Die Mülheimer spielen im Al-Raschid-Theater, nur ein paar Schritte entfernt vom Südufer des Tigris. Es hat 500 Plätze und ist das bestbewachte Theater der Welt. Es liegt im Erdgeschoss eines Gebäudekomplexes, der auch das staatliche Fernsehen und Ateliers der zusammengebrochenen irakischen Filmindustrie beherbergt. Vor dem Gebäude patrouillieren zwei Dutzend Soldaten mit Maschinengewehren. In Betonunterständen sitzen Männer hinter Geschützen, und bei Einbruch der Dämmerung wird die Straße gesperrt. Käme es zu einem Angriff der Amerikaner oder zu einer innerirakischen Revolte, würde diese Gegend als Erste brennen. Nebenan liegt, mit Lichterketten geschmückt, das Informationsministerium. Und am Tigris-Ufer ist ein helmartiger Erdhügel zu erkennen, etwa 15 Meter hoch; darin ist eine der vielen Flakstellungen Bagdads verborgen.

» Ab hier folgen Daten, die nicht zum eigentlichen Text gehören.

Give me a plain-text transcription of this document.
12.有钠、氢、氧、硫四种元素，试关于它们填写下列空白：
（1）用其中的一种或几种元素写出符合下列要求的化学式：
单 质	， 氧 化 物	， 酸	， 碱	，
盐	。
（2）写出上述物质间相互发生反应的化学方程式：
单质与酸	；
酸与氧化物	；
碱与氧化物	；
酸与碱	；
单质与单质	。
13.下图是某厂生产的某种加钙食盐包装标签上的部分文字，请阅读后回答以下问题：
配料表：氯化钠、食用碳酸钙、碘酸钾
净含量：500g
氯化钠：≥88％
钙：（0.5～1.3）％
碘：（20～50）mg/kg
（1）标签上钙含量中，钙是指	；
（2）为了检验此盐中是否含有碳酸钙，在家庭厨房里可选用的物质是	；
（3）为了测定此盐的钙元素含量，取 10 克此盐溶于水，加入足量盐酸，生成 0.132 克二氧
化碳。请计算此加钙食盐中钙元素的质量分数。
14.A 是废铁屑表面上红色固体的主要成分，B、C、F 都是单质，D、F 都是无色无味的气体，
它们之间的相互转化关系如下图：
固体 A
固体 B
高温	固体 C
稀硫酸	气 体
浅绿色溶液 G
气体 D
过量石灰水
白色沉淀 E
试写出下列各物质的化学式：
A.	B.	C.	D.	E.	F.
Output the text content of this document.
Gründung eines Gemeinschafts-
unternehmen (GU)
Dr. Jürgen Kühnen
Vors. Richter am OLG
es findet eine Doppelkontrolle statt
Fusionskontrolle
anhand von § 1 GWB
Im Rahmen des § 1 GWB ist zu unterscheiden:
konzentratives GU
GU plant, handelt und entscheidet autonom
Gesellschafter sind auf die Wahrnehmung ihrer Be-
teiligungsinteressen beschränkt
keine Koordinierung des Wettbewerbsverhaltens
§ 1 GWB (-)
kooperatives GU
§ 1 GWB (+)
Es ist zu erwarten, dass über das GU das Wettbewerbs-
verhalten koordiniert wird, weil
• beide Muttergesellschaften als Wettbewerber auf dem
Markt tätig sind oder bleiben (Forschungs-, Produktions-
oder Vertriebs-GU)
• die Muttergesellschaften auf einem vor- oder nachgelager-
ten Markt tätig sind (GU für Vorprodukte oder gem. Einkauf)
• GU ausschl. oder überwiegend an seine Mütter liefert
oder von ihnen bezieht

Dass in dieser Stadt nichts stimmt, verrät schon ihr Himmel. Es ist ein Gemäldehimmel aus dem 19. Jahrhundert: keine Flugbewegungen, keine Kondensstreifen. Die Sechsmillionenstadt ist abgeriegelt nach draußen. Geht man durch die Straßen, gewinnt man den Eindruck, in ganz Bagdad gebe es keinen, dem dieser Spaziergang nicht angemeldet worden ist. Ein Weltstar-Gefühl: Alle, alle haben dich erkannt, nehmen dich zwischen die Lichter, halten sich zurück, überlegen, ob sie reagieren sollen. Voll besetzte Busse fahren vorbei, alle starren heraus. Dein Spaziergang ist ein Auftritt. Aber es gibt keine Feindseligkeit. Wenn man lächelt, lächeln sie auch, wen man grüßt, der grüßt erfreut zurück.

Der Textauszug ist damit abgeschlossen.